Jan ging zurück in die Wohnung, wo Dieter seine Ungeduld kaum verbergen konnte: „Können wir nicht schon anfangen zu zählen? Ich bin schon sehr neugierig.“
„Nein, wir warten bis Werner kommt. Schließlich war es sein Plan und da kann er wohl verlangen, dass er von Anfang an beim Zählen dabei ist. Irgendwann wird er ja wohl kommen. Vielleicht gibt er ja die Maske erst einmal ab.“
Da hatte Jan nicht ganz Unrecht.
Werner war tatsächlich wieder zum Theater geschlendert, am Kiosk vor bei und schaute interessiert in die Tageszeitungen. Er suchte nach „Raubüberfall“ oder eine andere eindeutige Schlagzeile. Er konnte keine finden, denn es war ja erst gestern gewesen und die Zeitung für heute war sicher schon im Druck gewesen. Dann ging er beruhigt weiter und bedankte sich noch einmal bei Else, als er die Maske wieder geben wollte. Else wollte sie aber nicht haben.

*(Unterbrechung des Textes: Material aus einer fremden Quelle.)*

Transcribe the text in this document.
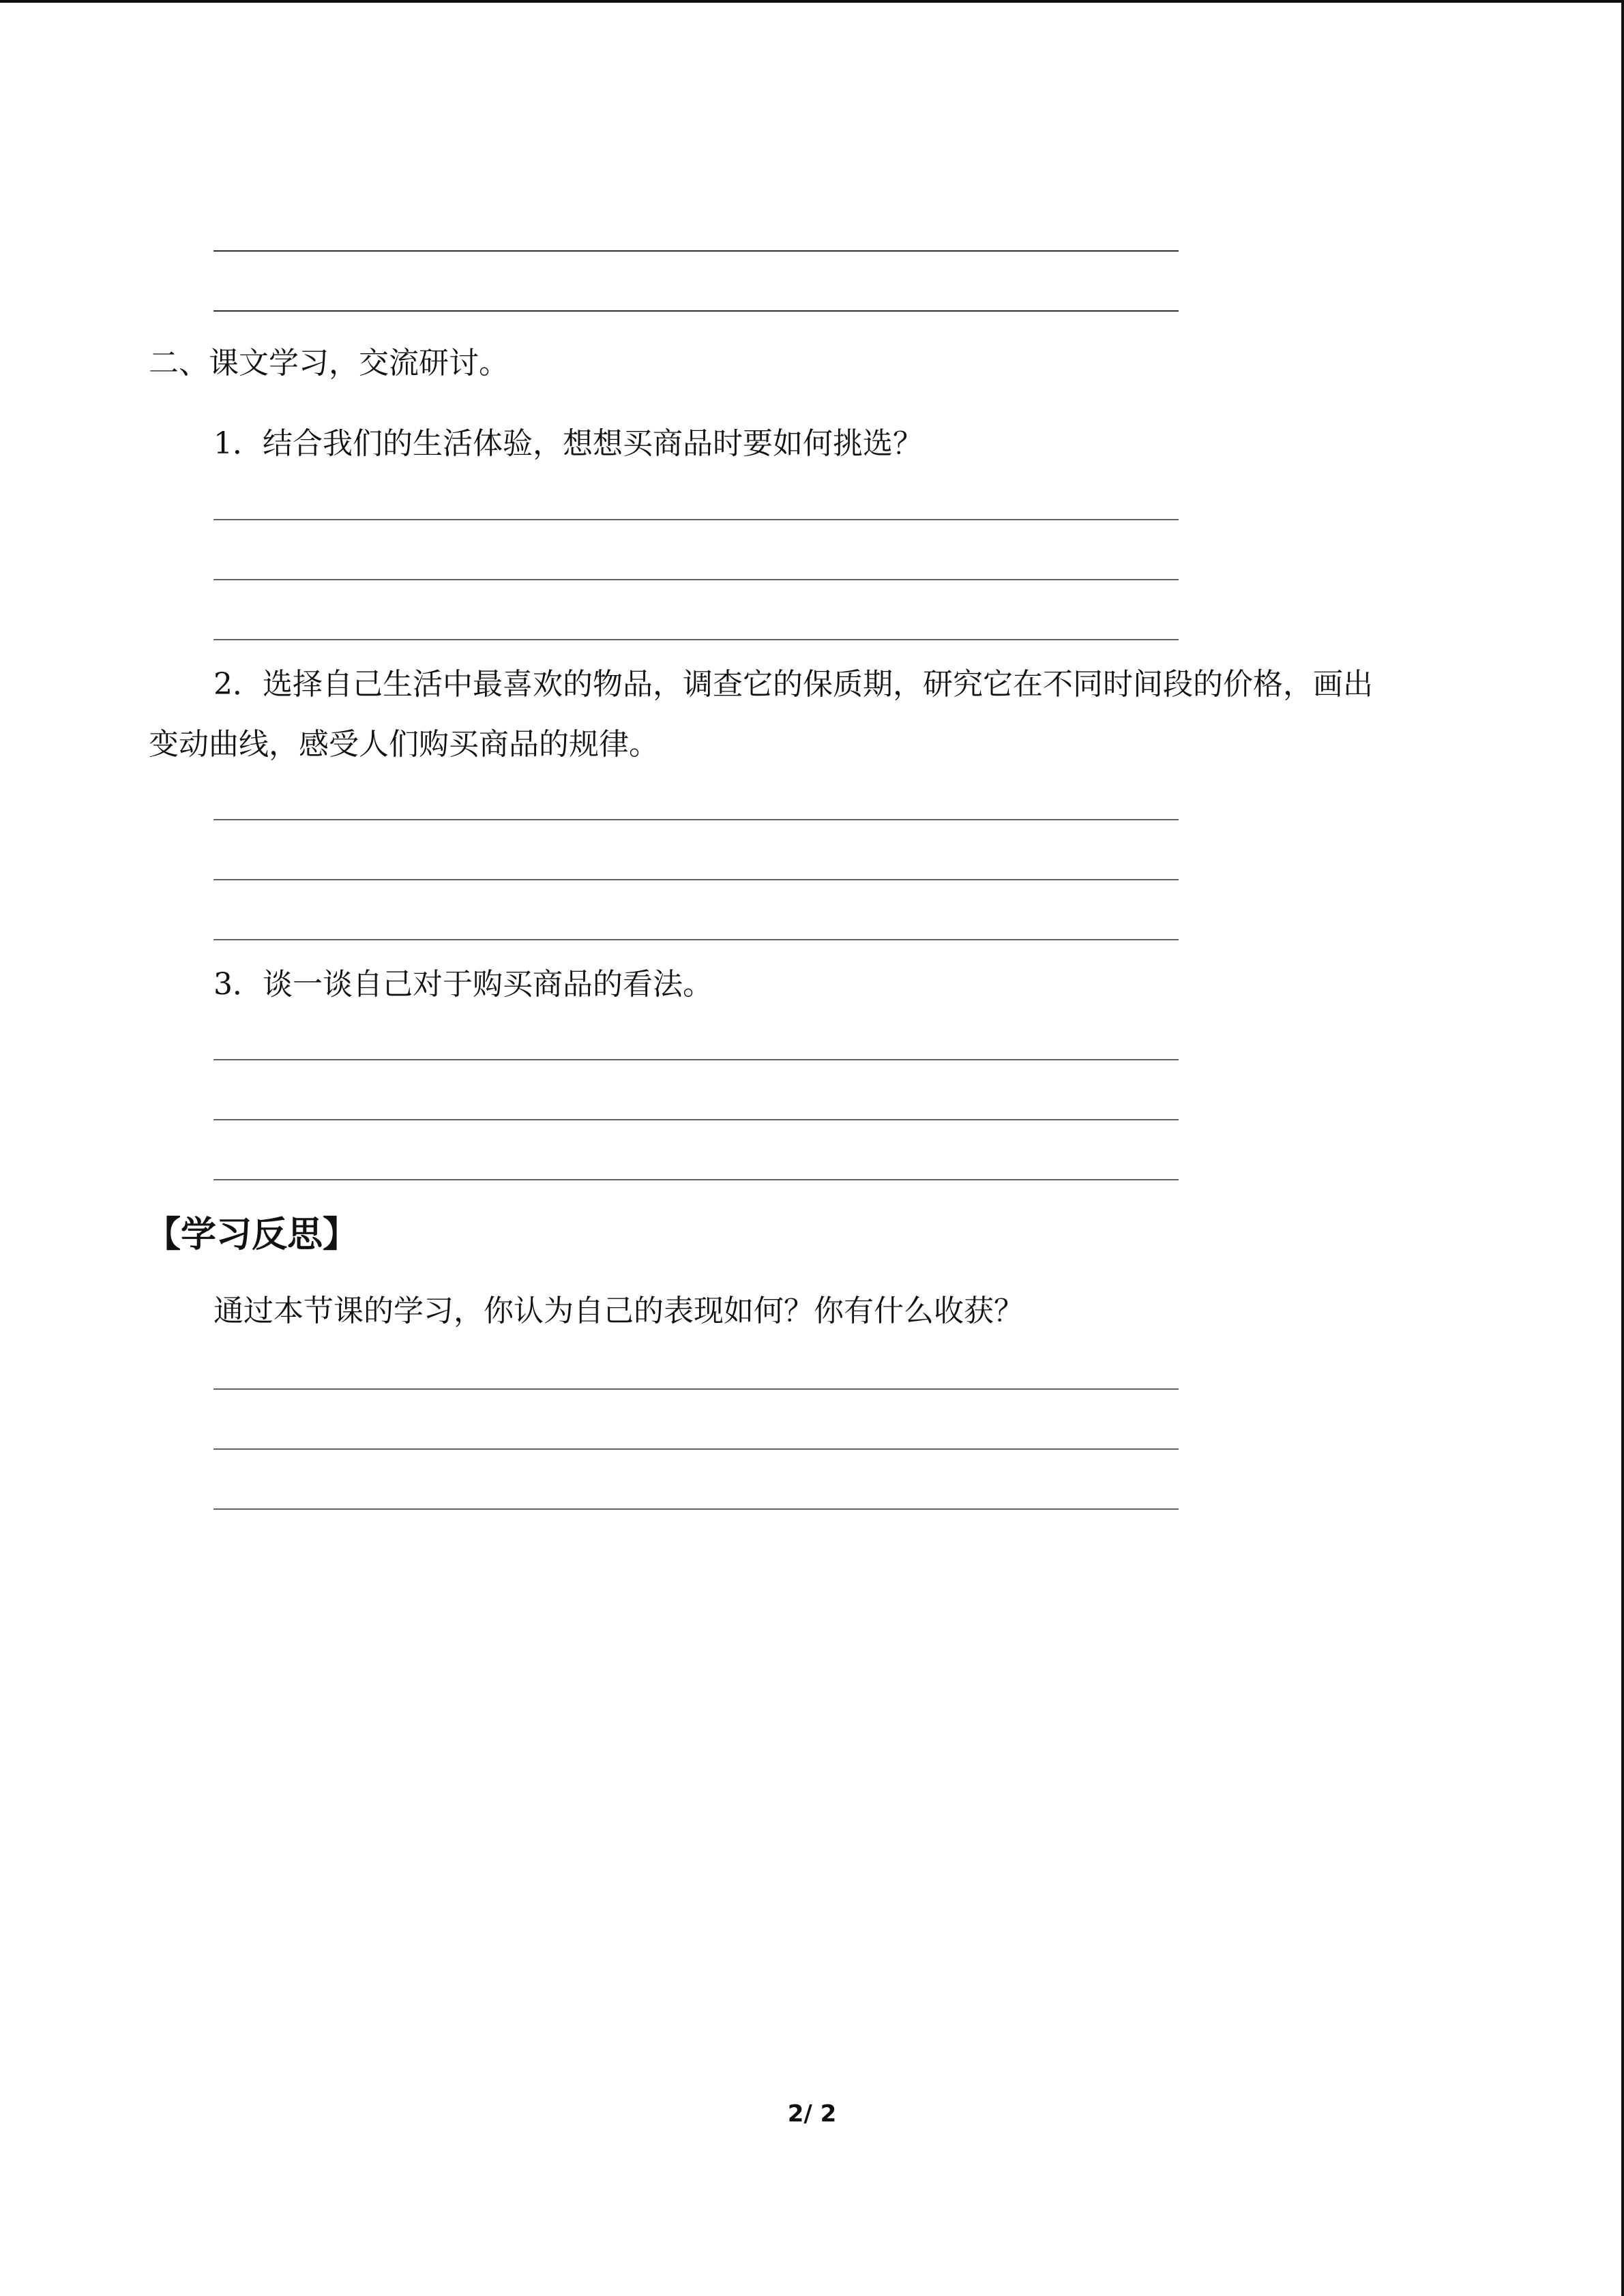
二、课文学习，交流研讨。
1．结合我们的生活体验，想想买商品时要如何挑选？
2．选择自己生活中最喜欢的物品，调查它的保质期，研究它在不同时间段的价格，画出
变动曲线，感受人们购买商品的规律。
3．谈一谈自己对于购买商品的看法。
【学习反思】
通过本节课的学习，你认为自己的表现如何？你有什么收获？
2/ 2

„Nee, die kannst du behalten. Du hast ja deinen Anteil an der Sitzung für Schminke und so gegeben. Hat es denn funktioniert?“
„Bestens“, bestätigte Werner, „wirklich aller bestens. Mein Freund bekam sogar Angst vor mir. Ich musste laut lachen. Er dachte, ich wolle ihm sein Fahrrad klauen.“
„Schön, und was machst du heute? Oder was macht ihr heute? Wie lange kennst du denn den Freund schon?“
Werner wollte auch nicht zu viel verraten. Deshalb redete er über Dieter. „Wir wohnen beide im Altersheim. Leider werde ich wohl bald allein da wohnen. Er hat Post von seinem Sohn aus Argentinien. Der zahlt ihm eine Wohnung in der Stadt. Dann muss ich dich wohl öfter besuchen, Else.“
„Du weißt ja, du bist immer willkommen.“
„Ich komme immer gerne zu dir, das weißt du doch. Morgen will erst einmal mit dem Kollegen zu seiner neuen Wohnung im Wikingerweg. Da kann er mich ja ein wenig neidisch machen. Ich habe keinen Sohn in Argentinien. Wie wäre es, wenn ich dich mal für Sonntag zum Essen beim Hähnchenwirt einladen würde?“
Else lächelte: „Da bin ich ja richtig geschmeichelt. In meinem Alter läd` mich noch jemand zum Essen ein. Kannst du dir das denn leisten?“
„Ich denke schon. Ein Ereignis mit dem Kollegen hat einiges geändert.“ Werner dachte bei sich: Das ist die reine Wahrheit. Sie glaubt sicher, dass ich von Dieter Geld bekomme für den Umzug oder irgend etwas in der Richtung.
Werner verabschiedete sich und ging zurück. Als er am Kiosk vorbeikam nahm er sich fest vor, am kommenden Tag eine Tageszeitung, den Stadtanzeiger, zu kaufen. Dort müsste dann ja etwas von der Sache am Baumarkt beschrieben worden sein.